Arrivai a Napoli, perché la sera avrei assistito alla splendida riedizione, a
distanza di molti decenni, delle “Nozze di Figaro” di Mozart, una delle mie
opere preferite. Per confermarmi la certezza di quanto compreso, arditamente e
proditoriamente mangiai un tris di fritti bomba, sapendo che stavolta non sarei
stato male. Così fu. Era iniziato il mio percorso di consapevolezza e
accettazione. L’amore aveva ricominciato a scorrere nella mia vita. Il mio
terapista mi vide in altre due o tre occasioni, poi mi lasciò dicendo che avevo
tutti gli strumenti per farcela da solo. Oggi ritengo che ciascun uomo sia una
descrizione di sé e del mondo. Che per principio, un vero scienziato non
dovrebbe mai escludere niente prima di averlo sperimentato. Che un domani
potrebbe arrivare un piccolo Mozart dell’anima a scoprire che i fili d’erba decotti
e presi al chiaro di luna recitando il mantra “son figo son figo son figo”
fanno passare più in fretta la depressione o trasformano la tristezza in
entusiasmo. Non credo nelle guerre di religione, intendendo con questa parola
qualunque forma sistematica di conoscenza imposta come dogma e sorretta dalla
paura e dalla sospensione del senso critico. Non credo che il mio Dio sbianca
più bianco del tuo, né che esistano verità assolute prescrivibili tra uomini
come scatole di antifiammatori. Anche se il dio si chiama Freud, Barnard o
Jung. Occorre avere una grande predisposizione all’ampiezza. Distruggere la
paura e accogliere la vita nella sua vastità incontenibile. Accettare che
nessuna scuola, nessun percorso, nessuna religione saranno mai il punto di arrivo
di nulla. Che Hegel toppava quando disse che la sua filosofia era il compimento
supremo della filosofia stessa, come se il genere umano fosse destinato a
morire nella sua ricerca in lui. Che finché esisterà un uomo vivo su questo
pianeta, esisterà un nuovo territorio da esplorare, una nuova descrizione per
dare una forma, un significato, un senso al nulla. Il percorso che propongo io
nelle mie consultazioni è una collezione di tutti i percorsi terapeutici,
sapienziali, conoscitivi e delle descrizioni più efficaci che ho sperimentato
su di me e sugli altri. Prima e a lungo privatamente, in segreto, poi
pubblicamente, mettendomi in gioco.
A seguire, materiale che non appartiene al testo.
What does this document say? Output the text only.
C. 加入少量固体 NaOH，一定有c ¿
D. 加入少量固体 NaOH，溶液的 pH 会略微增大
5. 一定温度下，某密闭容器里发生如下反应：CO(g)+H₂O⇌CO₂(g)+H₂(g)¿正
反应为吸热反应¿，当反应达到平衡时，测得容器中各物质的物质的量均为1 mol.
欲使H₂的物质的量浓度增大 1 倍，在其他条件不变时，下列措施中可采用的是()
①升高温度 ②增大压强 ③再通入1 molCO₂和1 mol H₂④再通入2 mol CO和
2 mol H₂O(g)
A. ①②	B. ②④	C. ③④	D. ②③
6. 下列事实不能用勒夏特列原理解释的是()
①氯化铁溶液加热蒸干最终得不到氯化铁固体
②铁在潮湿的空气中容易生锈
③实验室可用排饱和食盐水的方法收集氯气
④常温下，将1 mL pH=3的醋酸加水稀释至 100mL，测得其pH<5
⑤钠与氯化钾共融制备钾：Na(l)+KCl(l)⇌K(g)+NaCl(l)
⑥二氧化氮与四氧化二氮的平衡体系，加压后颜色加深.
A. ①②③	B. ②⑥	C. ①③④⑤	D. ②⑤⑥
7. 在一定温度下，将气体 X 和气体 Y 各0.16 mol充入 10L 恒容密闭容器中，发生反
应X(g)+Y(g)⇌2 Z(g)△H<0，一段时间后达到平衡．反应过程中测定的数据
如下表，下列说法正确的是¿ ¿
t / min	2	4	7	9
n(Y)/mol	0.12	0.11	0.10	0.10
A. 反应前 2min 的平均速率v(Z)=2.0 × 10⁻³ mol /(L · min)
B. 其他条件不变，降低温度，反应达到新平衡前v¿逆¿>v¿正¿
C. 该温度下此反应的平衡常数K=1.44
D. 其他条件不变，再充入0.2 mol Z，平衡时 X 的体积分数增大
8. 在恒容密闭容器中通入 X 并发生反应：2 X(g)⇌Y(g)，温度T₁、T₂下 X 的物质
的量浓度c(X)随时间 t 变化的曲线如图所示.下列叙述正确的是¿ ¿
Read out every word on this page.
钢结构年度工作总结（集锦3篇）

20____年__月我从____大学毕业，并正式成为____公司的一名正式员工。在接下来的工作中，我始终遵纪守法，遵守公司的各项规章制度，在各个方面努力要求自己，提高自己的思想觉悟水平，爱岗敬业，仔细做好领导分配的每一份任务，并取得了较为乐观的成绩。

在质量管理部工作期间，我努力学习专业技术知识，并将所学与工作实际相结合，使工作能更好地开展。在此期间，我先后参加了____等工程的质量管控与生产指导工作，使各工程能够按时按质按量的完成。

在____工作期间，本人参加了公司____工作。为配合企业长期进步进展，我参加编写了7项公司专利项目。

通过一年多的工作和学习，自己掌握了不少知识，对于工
Propongo una strada solo se funziona in
almeno il 90% delle persone. Ammettendo che esiste un 10%, e forse anche di
più, di persone che affermano di voler cambiare ma in realtà amano molto
restare come sono, lì dunque il rispetto e l’amore prescrivono di alzare le
braccia e fare un sorriso. So che chiunque sa guidare uno sconosciuto fuori dal
labirinto di cui ha scoperto la strada, che portare alla luce verità nascoste
salva la vita a molti livelli. Ho imparato moltissimo da ogni persona che si è
seduta davanti a me. Ogni giorno ricevo almeno dieci mail da perfetti
sconosciuti che mi scrivono solo per dirmi “grazie”. È un loro bisogno, che
ricevo come un mazzo di fiori profumati e freschi. Per il resto, considero
questo lavoro un aspetto della mia professione di autore, cioè di creatore di
realtà, descrittore di fenomeni, ricercatore di verità. Ritengo che fra qualche
secolo vivremo in un mondo solidale e integrato, in cui ciascuno sarà al
servizio dell’altro e non ci sarà più bisogno di terapisti, medicine, code in
auto né uffici. Intanto sono qui, a continuare con voi questa ricerca. Ad
accogliere in ognuno di voi il miracolo e la possibile verità che chiunque
porta nella vita degli altri. Poiché ogni persona è una scintilla di coscienza
divina. E ciascuno è una descrizione del mondo.